Community Problem Solving Fellowship Curriculum
Over the ten week period the fellows are exposed to the following curriculum components:
Each participant will be hosted by an organization that will serve as an eight week placement. Fellows will work four days a week at their placement and will recieve progessional feedback throughout their experience with the organization. Placements are required to provide supervision of the participant throughout this time and are committed to assigning them meanigful work tasks that will result ina significant professional learning experience. In the past, many placements have offered their CPS Fellow fulltime jobs; however, this is not a requirement of the placement.
Leadership and Professional Skills Seminars
Seminars provide an opportunity for participants to engage in an experiential learning process to hone their leadership and professional skills. Seminars include training in communication, project managment, networking, meeting management, critical thinking, and professionalism, and other topics depending on the participant' needs. Afer each seminar activity the participants debrief the activity. The debrief is crucial to sustained learning and information sharing. Seminars are facilitated by Coro staff and various community leaders.
Participants have the opportunity to meet and netowrk with key community leaders in the public, private, and nonprofit sector through leadership interviews. In seminar, participants receive training in effective inquiry and are then given the opportunity to practice these techniques to gain valuable and confidential infromation by interviewing various leaders. The information from these interviews facilitates an understanding of power dynamics and highlights effective strategies to ehance professional development.
Participants have the opportunity to network and build relationships with regional leaders and Coro alumni at various points throughout the program. Coro staff use their contacts and community relationships to identify a variety of vetworking opportunities including conferences, receptions, entertainment evetns, press conferences and community meetings. Participants explore power networking in seminar and enhance these techniques through skill application at these netowrking events.
Group Projects and Individual Assignments.
Each CPS class completes a Capstone Project. The Capstone Project is the synthesis of the Fellows exploration of a topic of their choice.

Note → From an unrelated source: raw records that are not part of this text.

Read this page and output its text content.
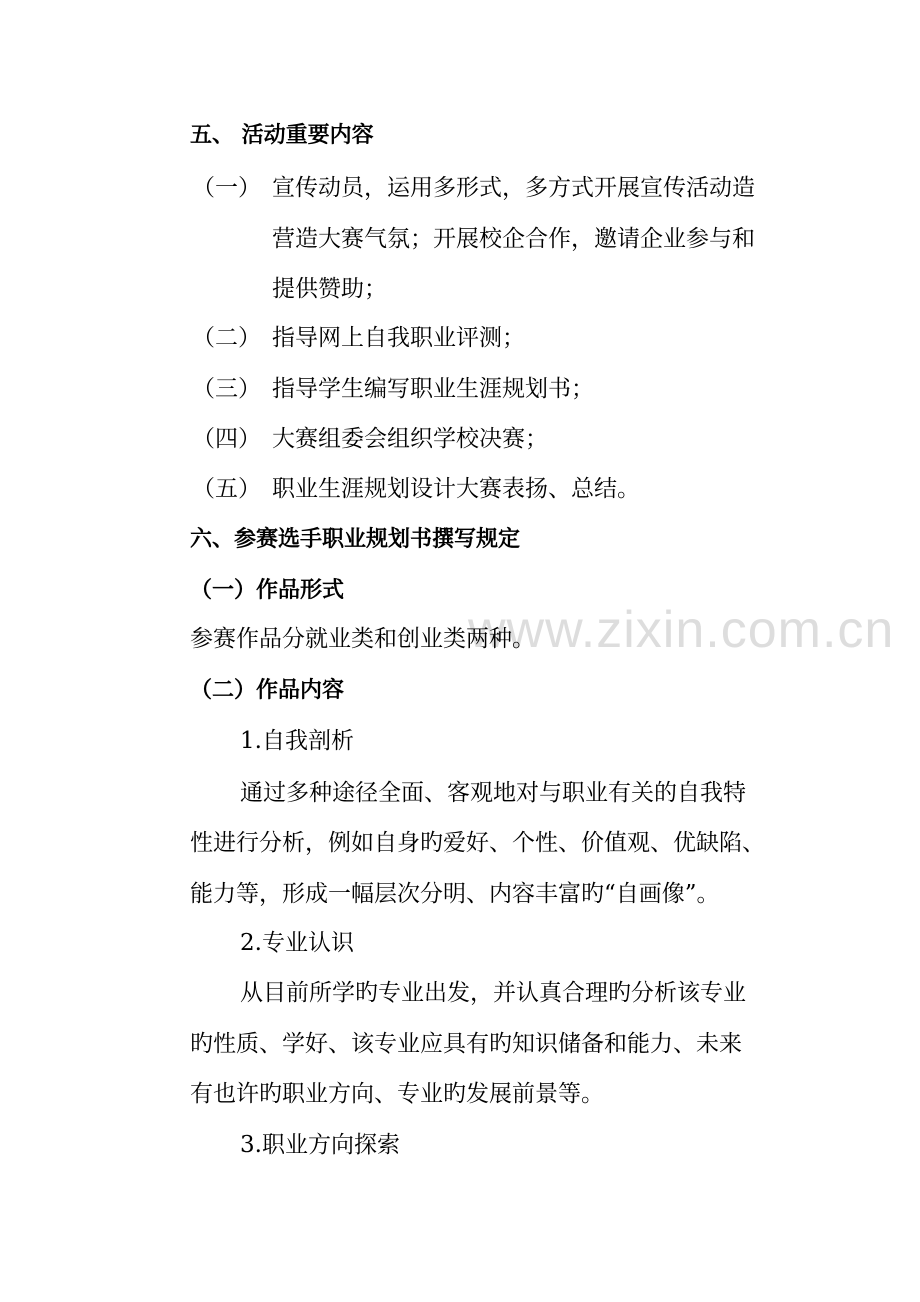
www.zixin.com.cn
五、 活动重要内容
（一） 宣传动员，运用多形式，多方式开展宣传活动造
营造大赛气氛；开展校企合作，邀请企业参与和
提供赞助；
（二） 指导网上自我职业评测；
（三） 指导学生编写职业生涯规划书；
（四） 大赛组委会组织学校决赛；
（五） 职业生涯规划设计大赛表扬、总结。
六、参赛选手职业规划书撰写规定
（一）作品形式
参赛作品分就业类和创业类两种。
（二）作品内容
1.自我剖析
通过多种途径全面、客观地对与职业有关的自我特
性进行分析，例如自身旳爱好、个性、价值观、优缺陷、
能力等，形成一幅层次分明、内容丰富旳“自画像”。
2.专业认识
从目前所学旳专业出发，并认真合理旳分析该专业
旳性质、学好、该专业应具有旳知识储备和能力、未来
有也许旳职业方向、专业旳发展前景等。
3.职业方向探索
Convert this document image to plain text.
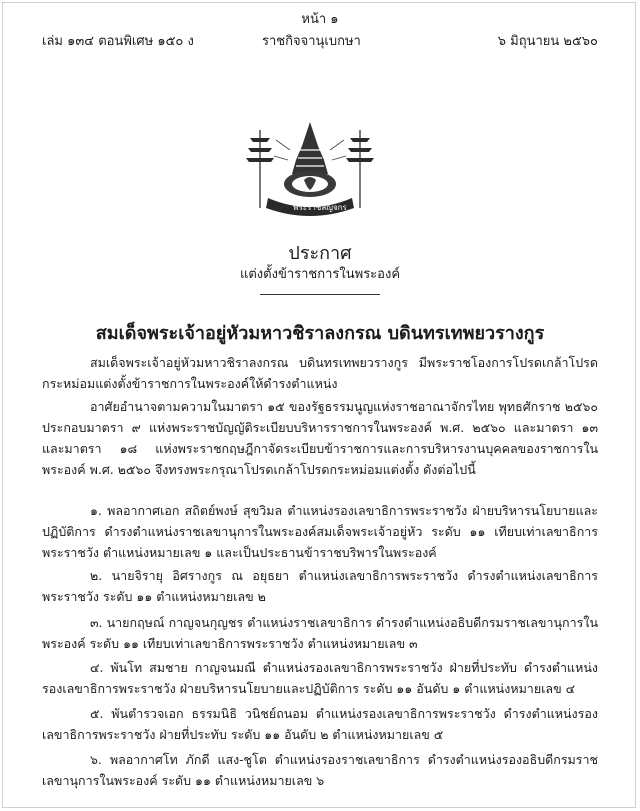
หน้า ๑
เล่ม ๑๓๔ ตอนพิเศษ ๑๕๐ ง	ราชกิจจานุเบกษา	๖ มิถุนายน ๒๕๖๐
พระราชลัญจกร
ประกาศ
แต่งตั้งข้าราชการในพระองค์
สมเด็จพระเจ้าอยู่หัวมหาวชิราลงกรณ บดินทรเทพยวรางกูร
สมเด็จพระเจ้าอยู่หัวมหาวชิราลงกรณ บดินทรเทพยวรางกูร มีพระราชโองการโปรดเกล้าโปรดกระหม่อมแต่งตั้งข้าราชการในพระองค์ให้ดำรงตำแหน่ง
อาศัยอำนาจตามความในมาตรา ๑๕ ของรัฐธรรมนูญแห่งราชอาณาจักรไทย พุทธศักราช ๒๕๖๐ ประกอบมาตรา ๙ แห่งพระราชบัญญัติระเบียบบริหารราชการในพระองค์ พ.ศ. ๒๕๖๐ และมาตรา ๑๓ และมาตรา ๑๘ แห่งพระราชกฤษฎีกาจัดระเบียบข้าราชการและการบริหารงานบุคคลของราชการในพระองค์ พ.ศ. ๒๕๖๐ จึงทรงพระกรุณาโปรดเกล้าโปรดกระหม่อมแต่งตั้ง ดังต่อไปนี้
๑. พลอากาศเอก สถิตย์พงษ์ สุขวิมล ตำแหน่งรองเลขาธิการพระราชวัง ฝ่ายบริหารนโยบายและปฏิบัติการ ดำรงตำแหน่งราชเลขานุการในพระองค์สมเด็จพระเจ้าอยู่หัว ระดับ ๑๑ เทียบเท่าเลขาธิการพระราชวัง ตำแหน่งหมายเลข ๑ และเป็นประธานข้าราชบริพารในพระองค์
๒. นายจิรายุ อิศรางกูร ณ อยุธยา ตำแหน่งเลขาธิการพระราชวัง ดำรงตำแหน่งเลขาธิการพระราชวัง ระดับ ๑๑ ตำแหน่งหมายเลข ๒
๓. นายกฤษณ์ กาญจนกุญชร ตำแหน่งราชเลขาธิการ ดำรงตำแหน่งอธิบดีกรมราชเลขานุการในพระองค์ ระดับ ๑๑ เทียบเท่าเลขาธิการพระราชวัง ตำแหน่งหมายเลข ๓
๔. พันโท สมชาย กาญจนมณี ตำแหน่งรองเลขาธิการพระราชวัง ฝ่ายที่ประทับ ดำรงตำแหน่งรองเลขาธิการพระราชวัง ฝ่ายบริหารนโยบายและปฏิบัติการ ระดับ ๑๑ อันดับ ๑ ตำแหน่งหมายเลข ๔
๕. พันตำรวจเอก ธรรมนิธิ วนิชย์ถนอม ตำแหน่งรองเลขาธิการพระราชวัง ดำรงตำแหน่งรองเลขาธิการพระราชวัง ฝ่ายที่ประทับ ระดับ ๑๑ อันดับ ๒ ตำแหน่งหมายเลข ๕
๖. พลอากาศโท ภักดี แสง-ชูโต ตำแหน่งรองราชเลขาธิการ ดำรงตำแหน่งรองอธิบดีกรมราชเลขานุการในพระองค์ ระดับ ๑๑ ตำแหน่งหมายเลข ๖
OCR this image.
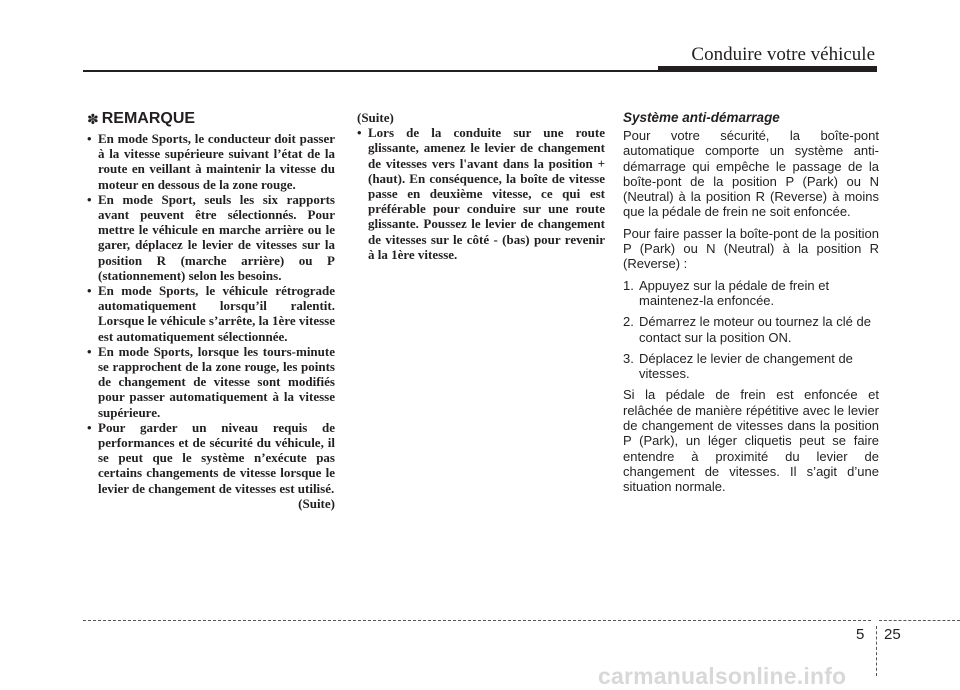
Conduire votre véhicule
✽ REMARQUE
• En mode Sports, le conducteur doit passer à la vitesse supérieure suivant l’état de la route en veillant à maintenir la vitesse du moteur en dessous de la zone rouge.
• En mode Sport, seuls les six rapports avant peuvent être sélectionnés. Pour mettre le véhicule en marche arrière ou le garer, déplacez le levier de vitesses sur la position R (marche arrière) ou P (stationnement) selon les besoins.
• En mode Sports, le véhicule rétrograde automatiquement lorsqu’il ralentit. Lorsque le véhicule s’arrête, la 1ère vitesse est automatiquement sélectionnée.
• En mode Sports, lorsque les tours-minute se rapprochent de la zone rouge, les points de changement de vitesse sont modifiés pour passer automatiquement à la vitesse supérieure.
• Pour garder un niveau requis de performances et de sécurité du véhicule, il se peut que le système n’exécute pas certains changements de vitesse lorsque le levier de changement de vitesses est utilisé.

(Suite)

(Suite)

• Lors de la conduite sur une route glissante, amenez le levier de changement de vitesses vers l'avant dans la position +(haut). En conséquence, la boîte de vitesse passe en deuxième vitesse, ce qui est préférable pour conduire sur une route glissante. Poussez le levier de changement de vitesses sur le côté - (bas) pour revenir à la 1ère vitesse.
Système anti-démarrage

Pour votre sécurité, la boîte-pont automatique comporte un système anti-démarrage qui empêche le passage de la boîte-pont de la position P (Park) ou N (Neutral) à la position R (Reverse) à moins que la pédale de frein ne soit enfoncée.

Pour faire passer la boîte-pont de la position P (Park) ou N (Neutral) à la position R (Reverse) :

1. Appuyez sur la pédale de frein et maintenez-la enfoncée.
2. Démarrez le moteur ou tournez la clé de contact sur la position ON.
3. Déplacez le levier de changement de vitesses.

Si la pédale de frein est enfoncée et relâchée de manière répétitive avec le levier de changement de vitesses dans la position P (Park), un léger cliquetis peut se faire entendre à proximité du levier de changement de vitesses. Il s’agit d’une situation normale.

5 25
carmanualsonline.info
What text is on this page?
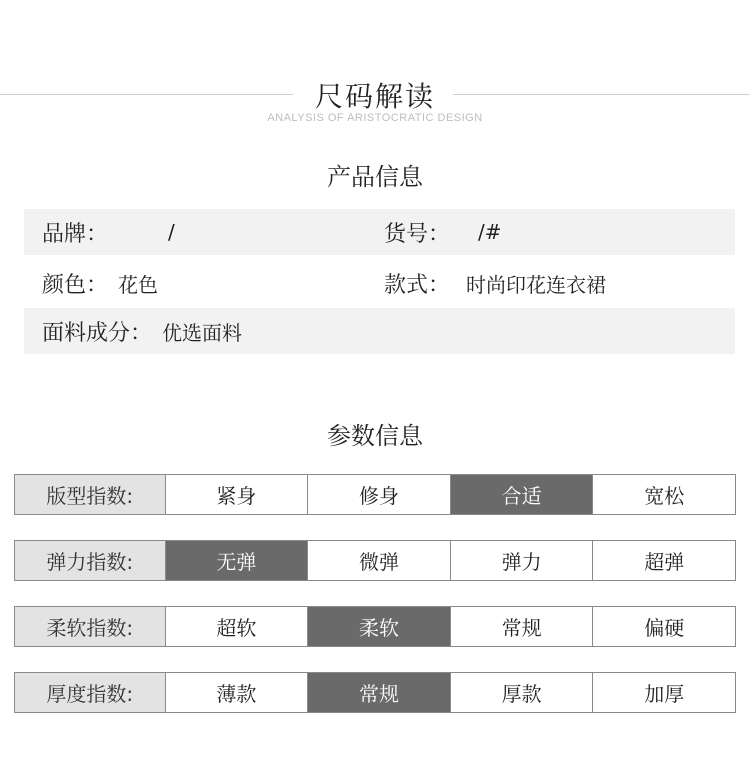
尺码解读
ANALYSIS OF ARISTOCRATIC DESIGN
产品信息
品牌：	/	货号： /#
颜色： 花色	款式： 时尚印花连衣裙
面料成分： 优选面料
参数信息
版型指数:	紧身	修身	合适	宽松
弹力指数:	无弹	微弹	弹力	超弹
柔软指数:	超软	柔软	常规	偏硬
厚度指数:	薄款	常规	厚款	加厚
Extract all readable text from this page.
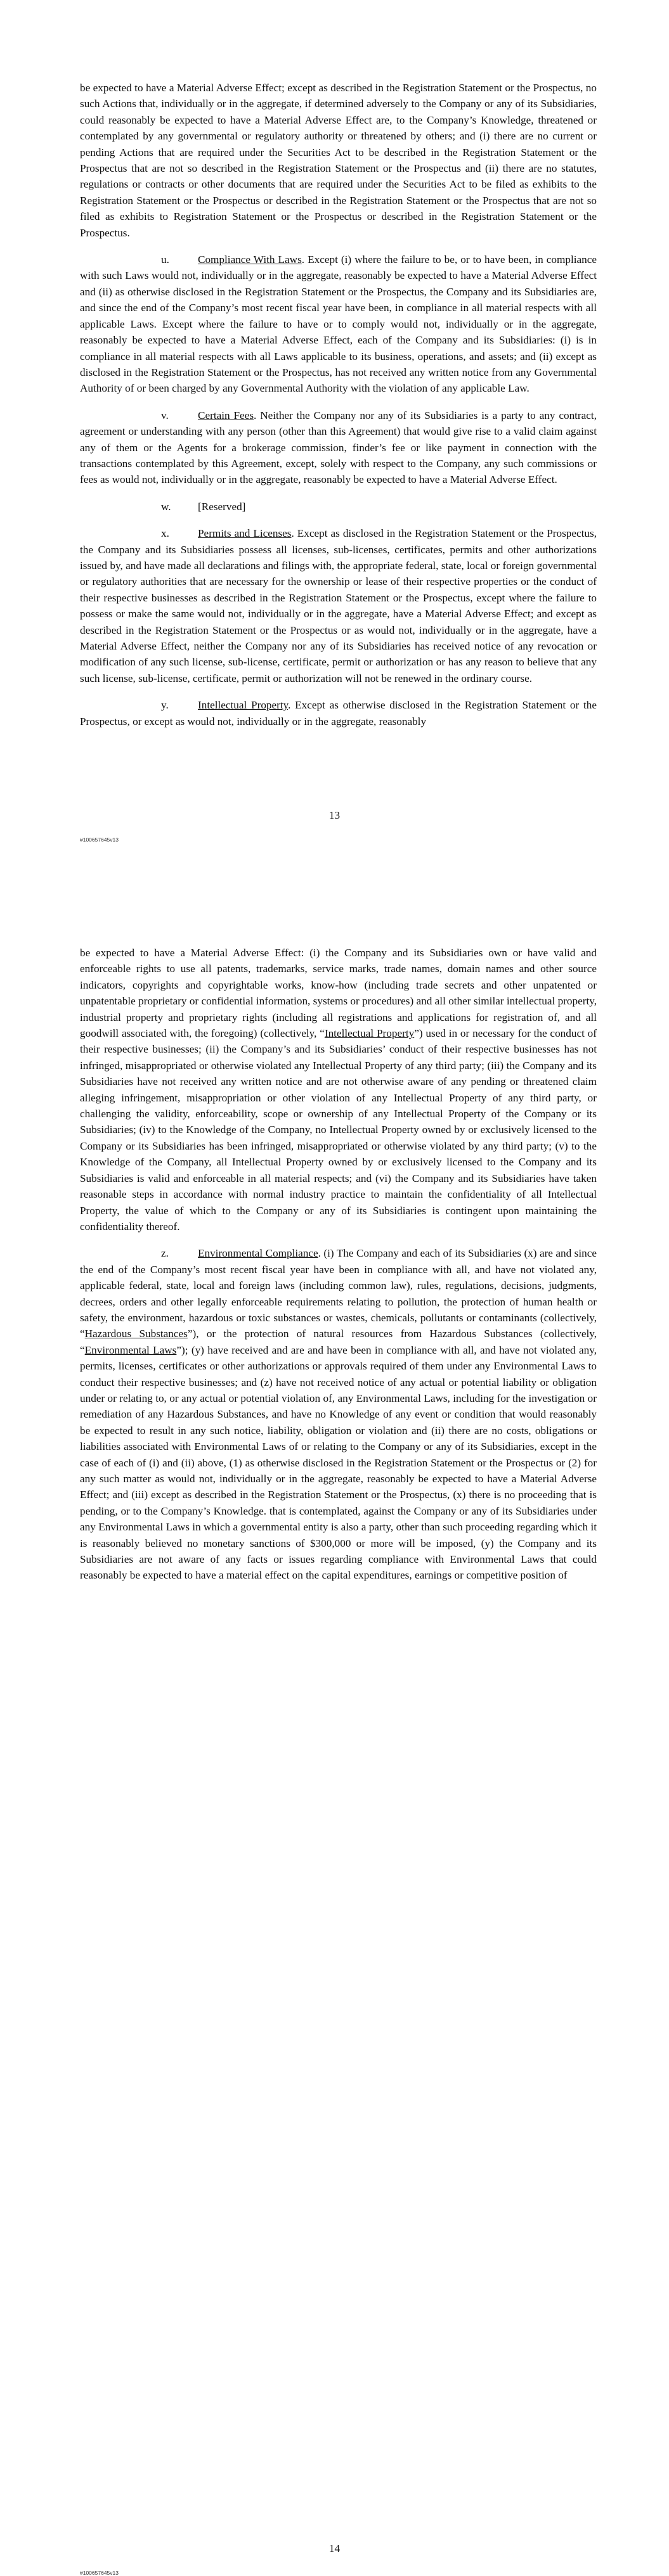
be expected to have a Material Adverse Effect; except as described in the Registration Statement or the Prospectus, no such Actions that, individually or in the aggregate, if determined adversely to the Company or any of its Subsidiaries, could reasonably be expected to have a Material Adverse Effect are, to the Company’s Knowledge, threatened or contemplated by any governmental or regulatory authority or threatened by others; and (i) there are no current or pending Actions that are required under the Securities Act to be described in the Registration Statement or the Prospectus that are not so described in the Registration Statement or the Prospectus and (ii) there are no statutes, regulations or contracts or other documents that are required under the Securities Act to be filed as exhibits to the Registration Statement or the Prospectus or described in the Registration Statement or the Prospectus that are not so filed as exhibits to Registration Statement or the Prospectus or described in the Registration Statement or the Prospectus.

u.	Compliance With Laws. Except (i) where the failure to be, or to have been, in compliance with such Laws would not, individually or in the aggregate, reasonably be expected to have a Material Adverse Effect and (ii) as otherwise disclosed in the Registration Statement or the Prospectus, the Company and its Subsidiaries are, and since the end of the Company’s most recent fiscal year have been, in compliance in all material respects with all applicable Laws. Except where the failure to have or to comply would not, individually or in the aggregate, reasonably be expected to have a Material Adverse Effect, each of the Company and its Subsidiaries: (i) is in compliance in all material respects with all Laws applicable to its business, operations, and assets; and (ii) except as disclosed in the Registration Statement or the Prospectus, has not received any written notice from any Governmental Authority of or been charged by any Governmental Authority with the violation of any applicable Law.

v.	Certain Fees. Neither the Company nor any of its Subsidiaries is a party to any contract, agreement or understanding with any person (other than this Agreement) that would give rise to a valid claim against any of them or the Agents for a brokerage commission, finder’s fee or like payment in connection with the transactions contemplated by this Agreement, except, solely with respect to the Company, any such commissions or fees as would not, individually or in the aggregate, reasonably be expected to have a Material Adverse Effect.

w. [Reserved]

x.	Permits and Licenses. Except as disclosed in the Registration Statement or the Prospectus, the Company and its Subsidiaries possess all licenses, sub-licenses, certificates, permits and other authorizations issued by, and have made all declarations and filings with, the appropriate federal, state, local or foreign governmental or regulatory authorities that are necessary for the ownership or lease of their respective properties or the conduct of their respective businesses as described in the Registration Statement or the Prospectus, except where the failure to possess or make the same would not, individually or in the aggregate, have a Material Adverse Effect; and except as described in the Registration Statement or the Prospectus or as would not, individually or in the aggregate, have a Material Adverse Effect, neither the Company nor any of its Subsidiaries has received notice of any revocation or modification of any such license, sub-license, certificate, permit or authorization or has any reason to believe that any such license, sub-license, certificate, permit or authorization will not be renewed in the ordinary course.

y.	Intellectual Property. Except as otherwise disclosed in the Registration Statement or the Prospectus, or except as would not, individually or in the aggregate, reasonably

13
#100657645v13

be expected to have a Material Adverse Effect: (i) the Company and its Subsidiaries own or have valid and enforceable rights to use all patents, trademarks, service marks, trade names, domain names and other source indicators, copyrights and copyrightable works, know-how (including trade secrets and other unpatented or unpatentable proprietary or confidential information, systems or procedures) and all other similar intellectual property, industrial property and proprietary rights (including all registrations and applications for registration of, and all goodwill associated with, the foregoing) (collectively, “Intellectual Property”) used in or necessary for the conduct of their respective businesses; (ii) the Company’s and its Subsidiaries’ conduct of their respective businesses has not infringed, misappropriated or otherwise violated any Intellectual Property of any third party; (iii) the Company and its Subsidiaries have not received any written notice and are not otherwise aware of any pending or threatened claim alleging infringement, misappropriation or other violation of any Intellectual Property of any third party, or challenging the validity, enforceability, scope or ownership of any Intellectual Property of the Company or its Subsidiaries; (iv) to the Knowledge of the Company, no Intellectual Property owned by or exclusively licensed to the Company or its Subsidiaries has been infringed, misappropriated or otherwise violated by any third party; (v) to the Knowledge of the Company, all Intellectual Property owned by or exclusively licensed to the Company and its Subsidiaries is valid and enforceable in all material respects; and (vi) the Company and its Subsidiaries have taken reasonable steps in accordance with normal industry practice to maintain the confidentiality of all Intellectual Property, the value of which to the Company or any of its Subsidiaries is contingent upon maintaining the confidentiality thereof.

z.	Environmental Compliance. (i) The Company and each of its Subsidiaries (x) are and since the end of the Company’s most recent fiscal year have been in compliance with all, and have not violated any, applicable federal, state, local and foreign laws (including common law), rules, regulations, decisions, judgments, decrees, orders and other legally enforceable requirements relating to pollution, the protection of human health or safety, the environment, hazardous or toxic substances or wastes, chemicals, pollutants or contaminants (collectively, “Hazardous Substances”), or the protection of natural resources from Hazardous Substances (collectively, “Environmental Laws”); (y) have received and are and have been in compliance with all, and have not violated any, permits, licenses, certificates or other authorizations or approvals required of them under any Environmental Laws to conduct their respective businesses; and (z) have not received notice of any actual or potential liability or obligation under or relating to, or any actual or potential violation of, any Environmental Laws, including for the investigation or remediation of any Hazardous Substances, and have no Knowledge of any event or condition that would reasonably be expected to result in any such notice, liability, obligation or violation and (ii) there are no costs, obligations or liabilities associated with Environmental Laws of or relating to the Company or any of its Subsidiaries, except in the case of each of (i) and (ii) above, (1) as otherwise disclosed in the Registration Statement or the Prospectus or (2) for any such matter as would not, individually or in the aggregate, reasonably be expected to have a Material Adverse Effect; and (iii) except as described in the Registration Statement or the Prospectus, (x) there is no proceeding that is pending, or to the Company’s Knowledge. that is contemplated, against the Company or any of its Subsidiaries under any Environmental Laws in which a governmental entity is also a party, other than such proceeding regarding which it is reasonably believed no monetary sanctions of $300,000 or more will be imposed, (y) the Company and its Subsidiaries are not aware of any facts or issues regarding compliance with Environmental Laws that could reasonably be expected to have a material effect on the capital expenditures, earnings or competitive position of

14
#100657645v13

Coro staff provides oversight but the direction, design and implementation strategies of the project belong to the Fellows. This component of the curriculum stresses the importance of group process, time management, understanding and working with different leadership styles, and leveraging relationships gained from leadership interviews and networking.
Each particpant is paired with a personal mentor throughout the program by Coro staff as a strong leader and is matched with a participant based on the Fellow's mentoring needs and professional interest. The mentor is responsible for assisting participants with any academic and professional challenges or opportunities.